On reading this account of a Russian court entertainment two centuries ago, we cannot wonder that after the visit of Peter the Great and his suite to London it was suggested that the easiest way to cleanse the palace in which they had been entertained might be to set it on fire and burn it to the ground.
HOW A WOMAN DETHRONED A MAN.
We have told how one Catharine, of lowly birth and the captive of a warlike raid, rose to be Empress of Russia. We have now to tell how a second of the same name rose to the same dignity. This one was indeed a princess by descent, her birthplace being a little German town. But if she began upon a higher level than the former Catharine, she reached a higher level still, this insignificant German princess becoming known in history as Catharine the Great, and having the high distinction of being the only woman to whose name the title Great has ever been attached. We may here say, however, that many women have lived to whom it might have been more properly applied.

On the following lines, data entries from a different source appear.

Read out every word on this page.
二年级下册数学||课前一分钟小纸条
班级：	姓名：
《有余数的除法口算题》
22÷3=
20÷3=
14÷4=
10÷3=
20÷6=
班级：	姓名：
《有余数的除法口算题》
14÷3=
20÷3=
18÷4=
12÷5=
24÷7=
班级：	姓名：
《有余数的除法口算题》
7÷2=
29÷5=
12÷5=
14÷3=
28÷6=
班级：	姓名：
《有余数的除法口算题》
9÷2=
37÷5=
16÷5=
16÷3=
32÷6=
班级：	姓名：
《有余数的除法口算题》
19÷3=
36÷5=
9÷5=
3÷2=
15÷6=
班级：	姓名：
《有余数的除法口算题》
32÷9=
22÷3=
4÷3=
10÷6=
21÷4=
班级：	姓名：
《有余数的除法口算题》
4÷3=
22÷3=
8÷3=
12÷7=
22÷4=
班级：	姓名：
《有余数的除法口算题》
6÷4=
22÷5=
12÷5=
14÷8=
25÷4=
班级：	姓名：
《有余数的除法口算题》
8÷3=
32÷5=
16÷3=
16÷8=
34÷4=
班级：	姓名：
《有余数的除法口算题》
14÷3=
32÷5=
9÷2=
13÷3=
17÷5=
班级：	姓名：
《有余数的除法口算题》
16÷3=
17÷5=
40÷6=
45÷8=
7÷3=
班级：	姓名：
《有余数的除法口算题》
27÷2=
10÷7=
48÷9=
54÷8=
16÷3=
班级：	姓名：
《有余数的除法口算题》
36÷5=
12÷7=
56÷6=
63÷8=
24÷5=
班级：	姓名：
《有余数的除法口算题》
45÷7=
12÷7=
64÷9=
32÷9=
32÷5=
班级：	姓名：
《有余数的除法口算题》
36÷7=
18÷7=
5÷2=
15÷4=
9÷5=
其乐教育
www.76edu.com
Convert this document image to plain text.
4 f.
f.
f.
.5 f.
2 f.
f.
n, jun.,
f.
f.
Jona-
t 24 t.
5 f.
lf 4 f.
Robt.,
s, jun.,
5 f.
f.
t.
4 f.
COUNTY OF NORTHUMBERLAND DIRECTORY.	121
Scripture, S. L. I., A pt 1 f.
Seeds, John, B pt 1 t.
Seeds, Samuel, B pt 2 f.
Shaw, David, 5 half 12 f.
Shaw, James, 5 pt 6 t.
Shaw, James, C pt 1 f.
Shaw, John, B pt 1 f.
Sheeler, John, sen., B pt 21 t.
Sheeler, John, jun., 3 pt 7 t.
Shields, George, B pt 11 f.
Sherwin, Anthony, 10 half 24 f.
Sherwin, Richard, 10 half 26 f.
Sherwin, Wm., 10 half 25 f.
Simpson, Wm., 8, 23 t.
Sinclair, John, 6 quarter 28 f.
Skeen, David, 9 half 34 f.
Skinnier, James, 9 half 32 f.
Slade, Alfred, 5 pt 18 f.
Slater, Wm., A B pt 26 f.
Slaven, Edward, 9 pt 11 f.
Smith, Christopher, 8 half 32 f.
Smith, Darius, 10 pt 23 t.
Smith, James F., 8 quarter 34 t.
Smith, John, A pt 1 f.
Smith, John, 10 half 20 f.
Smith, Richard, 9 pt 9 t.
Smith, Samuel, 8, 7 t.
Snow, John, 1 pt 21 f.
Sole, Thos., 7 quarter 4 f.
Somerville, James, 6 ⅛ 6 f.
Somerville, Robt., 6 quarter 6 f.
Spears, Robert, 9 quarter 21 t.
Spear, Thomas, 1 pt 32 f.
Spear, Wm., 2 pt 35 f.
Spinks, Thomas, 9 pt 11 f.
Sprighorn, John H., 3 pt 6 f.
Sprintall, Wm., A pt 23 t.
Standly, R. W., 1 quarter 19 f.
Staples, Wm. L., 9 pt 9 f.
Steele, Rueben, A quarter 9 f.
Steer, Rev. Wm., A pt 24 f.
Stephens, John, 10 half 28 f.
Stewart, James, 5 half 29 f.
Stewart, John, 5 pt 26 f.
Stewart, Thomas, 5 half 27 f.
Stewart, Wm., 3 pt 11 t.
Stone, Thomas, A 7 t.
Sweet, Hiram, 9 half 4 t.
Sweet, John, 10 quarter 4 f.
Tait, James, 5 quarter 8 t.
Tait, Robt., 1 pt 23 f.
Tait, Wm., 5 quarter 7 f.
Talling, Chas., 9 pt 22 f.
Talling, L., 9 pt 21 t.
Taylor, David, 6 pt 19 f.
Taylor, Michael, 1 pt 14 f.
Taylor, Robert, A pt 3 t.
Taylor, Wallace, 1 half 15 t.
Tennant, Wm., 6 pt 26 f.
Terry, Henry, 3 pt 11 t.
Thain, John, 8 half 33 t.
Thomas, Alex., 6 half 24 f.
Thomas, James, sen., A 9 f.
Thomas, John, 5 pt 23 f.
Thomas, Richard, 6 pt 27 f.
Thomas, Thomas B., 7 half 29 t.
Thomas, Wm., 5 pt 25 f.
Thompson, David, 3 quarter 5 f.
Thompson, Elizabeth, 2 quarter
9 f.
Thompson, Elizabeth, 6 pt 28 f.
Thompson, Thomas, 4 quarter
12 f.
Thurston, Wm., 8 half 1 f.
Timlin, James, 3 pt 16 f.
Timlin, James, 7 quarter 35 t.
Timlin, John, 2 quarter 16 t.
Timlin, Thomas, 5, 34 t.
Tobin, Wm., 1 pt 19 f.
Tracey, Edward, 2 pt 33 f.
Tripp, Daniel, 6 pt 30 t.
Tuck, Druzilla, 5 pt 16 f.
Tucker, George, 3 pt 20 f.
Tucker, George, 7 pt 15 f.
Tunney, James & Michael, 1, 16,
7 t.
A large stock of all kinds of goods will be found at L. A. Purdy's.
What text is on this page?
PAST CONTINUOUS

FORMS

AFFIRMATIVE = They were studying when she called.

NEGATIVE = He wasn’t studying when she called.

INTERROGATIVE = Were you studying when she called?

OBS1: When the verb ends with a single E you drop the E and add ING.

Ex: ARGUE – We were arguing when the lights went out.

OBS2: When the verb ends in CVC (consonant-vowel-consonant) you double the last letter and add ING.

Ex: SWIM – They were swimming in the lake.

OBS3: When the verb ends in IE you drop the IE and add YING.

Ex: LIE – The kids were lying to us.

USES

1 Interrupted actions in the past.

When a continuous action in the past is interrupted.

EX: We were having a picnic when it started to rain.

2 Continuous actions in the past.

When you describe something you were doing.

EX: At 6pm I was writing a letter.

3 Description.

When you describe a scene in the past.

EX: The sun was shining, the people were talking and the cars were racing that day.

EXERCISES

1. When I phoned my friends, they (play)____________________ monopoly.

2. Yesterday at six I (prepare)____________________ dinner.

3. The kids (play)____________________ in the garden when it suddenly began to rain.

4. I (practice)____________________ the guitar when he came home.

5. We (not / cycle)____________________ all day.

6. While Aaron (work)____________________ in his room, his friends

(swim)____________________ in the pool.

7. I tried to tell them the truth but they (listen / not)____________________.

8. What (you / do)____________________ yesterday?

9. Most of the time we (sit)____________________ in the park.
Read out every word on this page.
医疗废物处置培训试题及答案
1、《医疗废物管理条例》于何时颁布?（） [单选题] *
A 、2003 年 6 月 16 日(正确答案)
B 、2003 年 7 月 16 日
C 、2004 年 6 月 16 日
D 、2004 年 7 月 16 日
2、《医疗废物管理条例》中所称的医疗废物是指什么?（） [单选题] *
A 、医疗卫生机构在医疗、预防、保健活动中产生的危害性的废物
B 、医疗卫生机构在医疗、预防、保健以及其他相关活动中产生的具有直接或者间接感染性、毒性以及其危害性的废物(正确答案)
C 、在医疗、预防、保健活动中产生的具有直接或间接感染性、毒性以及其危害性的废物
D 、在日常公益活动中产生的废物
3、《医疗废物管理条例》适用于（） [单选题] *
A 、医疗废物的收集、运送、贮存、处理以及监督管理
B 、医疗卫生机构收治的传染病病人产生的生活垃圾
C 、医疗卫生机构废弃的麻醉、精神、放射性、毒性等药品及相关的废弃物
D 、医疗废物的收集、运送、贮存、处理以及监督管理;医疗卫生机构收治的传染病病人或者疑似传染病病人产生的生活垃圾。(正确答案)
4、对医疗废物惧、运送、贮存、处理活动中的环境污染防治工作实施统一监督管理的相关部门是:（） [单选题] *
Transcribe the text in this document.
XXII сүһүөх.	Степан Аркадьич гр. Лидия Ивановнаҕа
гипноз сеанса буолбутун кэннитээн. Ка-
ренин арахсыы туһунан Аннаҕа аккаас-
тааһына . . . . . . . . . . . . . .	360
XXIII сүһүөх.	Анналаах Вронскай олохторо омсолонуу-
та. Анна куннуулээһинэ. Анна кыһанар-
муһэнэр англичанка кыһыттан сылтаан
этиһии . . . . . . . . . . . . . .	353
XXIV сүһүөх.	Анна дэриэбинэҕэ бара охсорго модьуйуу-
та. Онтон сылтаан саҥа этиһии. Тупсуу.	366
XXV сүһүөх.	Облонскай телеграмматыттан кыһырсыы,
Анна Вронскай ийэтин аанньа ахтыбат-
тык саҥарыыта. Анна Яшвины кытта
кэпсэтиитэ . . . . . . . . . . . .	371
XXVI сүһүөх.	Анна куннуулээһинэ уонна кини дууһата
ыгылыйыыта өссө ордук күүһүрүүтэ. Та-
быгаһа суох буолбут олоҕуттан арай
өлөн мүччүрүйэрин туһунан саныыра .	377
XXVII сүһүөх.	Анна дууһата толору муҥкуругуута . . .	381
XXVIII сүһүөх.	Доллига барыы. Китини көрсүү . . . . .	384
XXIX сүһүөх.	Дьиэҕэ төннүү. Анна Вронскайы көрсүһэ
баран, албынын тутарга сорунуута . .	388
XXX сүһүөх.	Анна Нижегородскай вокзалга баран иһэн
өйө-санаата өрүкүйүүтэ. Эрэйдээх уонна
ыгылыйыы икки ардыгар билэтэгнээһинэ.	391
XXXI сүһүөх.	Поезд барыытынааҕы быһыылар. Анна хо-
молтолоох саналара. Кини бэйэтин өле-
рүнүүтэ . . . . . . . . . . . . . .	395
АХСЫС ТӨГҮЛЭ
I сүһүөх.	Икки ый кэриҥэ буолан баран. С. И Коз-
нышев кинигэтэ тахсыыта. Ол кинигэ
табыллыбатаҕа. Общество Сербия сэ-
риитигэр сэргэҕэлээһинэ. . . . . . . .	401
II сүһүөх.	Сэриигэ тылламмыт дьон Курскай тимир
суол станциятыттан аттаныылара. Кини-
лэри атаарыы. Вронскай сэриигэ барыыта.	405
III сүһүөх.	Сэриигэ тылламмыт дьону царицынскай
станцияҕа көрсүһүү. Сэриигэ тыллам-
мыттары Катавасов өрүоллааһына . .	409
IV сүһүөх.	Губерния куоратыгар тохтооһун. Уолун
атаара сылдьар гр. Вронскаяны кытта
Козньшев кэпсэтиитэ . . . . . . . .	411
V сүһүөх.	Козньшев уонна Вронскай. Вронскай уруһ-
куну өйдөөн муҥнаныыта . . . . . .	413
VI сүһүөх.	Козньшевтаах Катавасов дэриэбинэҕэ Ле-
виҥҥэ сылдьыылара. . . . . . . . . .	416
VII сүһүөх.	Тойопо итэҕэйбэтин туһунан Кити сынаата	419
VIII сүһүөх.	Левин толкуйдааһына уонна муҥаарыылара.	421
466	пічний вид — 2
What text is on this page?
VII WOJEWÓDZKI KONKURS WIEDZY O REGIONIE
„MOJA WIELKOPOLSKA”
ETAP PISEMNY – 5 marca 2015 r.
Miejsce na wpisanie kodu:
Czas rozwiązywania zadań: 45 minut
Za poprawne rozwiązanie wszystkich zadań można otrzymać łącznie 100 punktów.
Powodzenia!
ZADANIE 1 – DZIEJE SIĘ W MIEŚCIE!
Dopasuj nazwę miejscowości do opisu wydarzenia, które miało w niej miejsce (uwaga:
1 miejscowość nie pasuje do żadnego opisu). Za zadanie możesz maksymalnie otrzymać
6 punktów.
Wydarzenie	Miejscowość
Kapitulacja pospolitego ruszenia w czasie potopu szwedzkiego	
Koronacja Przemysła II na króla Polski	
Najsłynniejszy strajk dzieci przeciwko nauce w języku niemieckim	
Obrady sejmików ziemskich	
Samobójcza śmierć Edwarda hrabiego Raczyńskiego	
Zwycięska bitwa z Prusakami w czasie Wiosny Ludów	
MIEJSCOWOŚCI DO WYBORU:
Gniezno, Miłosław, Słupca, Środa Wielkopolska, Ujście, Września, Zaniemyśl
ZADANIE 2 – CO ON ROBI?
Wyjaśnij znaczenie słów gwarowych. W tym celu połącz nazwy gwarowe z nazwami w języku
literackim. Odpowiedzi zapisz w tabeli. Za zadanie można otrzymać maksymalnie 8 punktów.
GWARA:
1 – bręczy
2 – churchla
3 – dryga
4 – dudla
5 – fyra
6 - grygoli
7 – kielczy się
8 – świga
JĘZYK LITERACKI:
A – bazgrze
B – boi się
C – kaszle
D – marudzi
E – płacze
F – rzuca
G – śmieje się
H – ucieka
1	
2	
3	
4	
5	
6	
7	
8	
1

In 1744 this daughter of one of the innumerable German kinglings became Grand Duchess of Russia, through marriage with Peter, the coming heir to the throne. We may here step from the beaten track of our story to say that Russia, at this period of its history, was ruled over by a number of empresses, though at no other time have women occupied its throne. The line began with Sophia, sister of Peter the Great, who reigned for some years as virtual empress. Catharine, the wife of Peter, became actual empress, and was followed, with insignificant intervals of male rulers, by Anne, Elizabeth, and Catharine the Great. These male rulers were Peter II., whose reign was brief, Ivan, an infant, and Peter III., husband of Catharine, who succeeded Elizabeth in 1762. It is with the last named that we are concerned.
Peter III., though grandson of Peter the Great, was as weak a man as ever sat on a throne; Catharine a woman of unusual energy. For years of their married life these two had been enemies. Peter had the misfortune to have been born a fool, and folly on the throne is apt to make a sorry show. He had, besides, become a drunkard and profligate. The one good point about him, in the estimation of many, was his admiration for Frederick the Great, since he came to the throne of Russia at the crisis of Frederick's career, and saved him from utter ruin by withdrawing the Russian army from his opponents.
His folly soon raised up against him two powerful enemies. One of these was the army, which did not object, after fighting with the Austrians against the Prussians, to turn and fight with the Prussians against the Austrians, but did object to the Prussian dress and discipline, which Peter insisted upon introducing. It possessed a discipline of its own, which it preferred to keep, and bitterly disliked its change of dress. The czar even spoke of suppressing the Guards, as his grandfather had suppressed the corps of the Strelitz. This was a fatal offence. It made this strong force his enemy, while he was utterly lacking in the resolution with which Peter the Great had handled rebels in arms.
The other enemy was Catharine, whom he had deserted for an unworthy favorite. But her enmity was quiet, and might have remained so had he not added insult to injury. Heated by drink, he called her a "fool" at a public dinner before four hundred people, including the greatest dignitaries of the realm and the foreign ministers. He was not satisfied with an insult, but added to it the folly of a threat, that of an order for her arrest. This he withdrew,—a worse fault, under the circumstances, than to have made it. He had taught Catharine that her only safety lay in action, if she would not be removed from the throne in favor of the worthless creature who had supplanted her in her husband's esteem.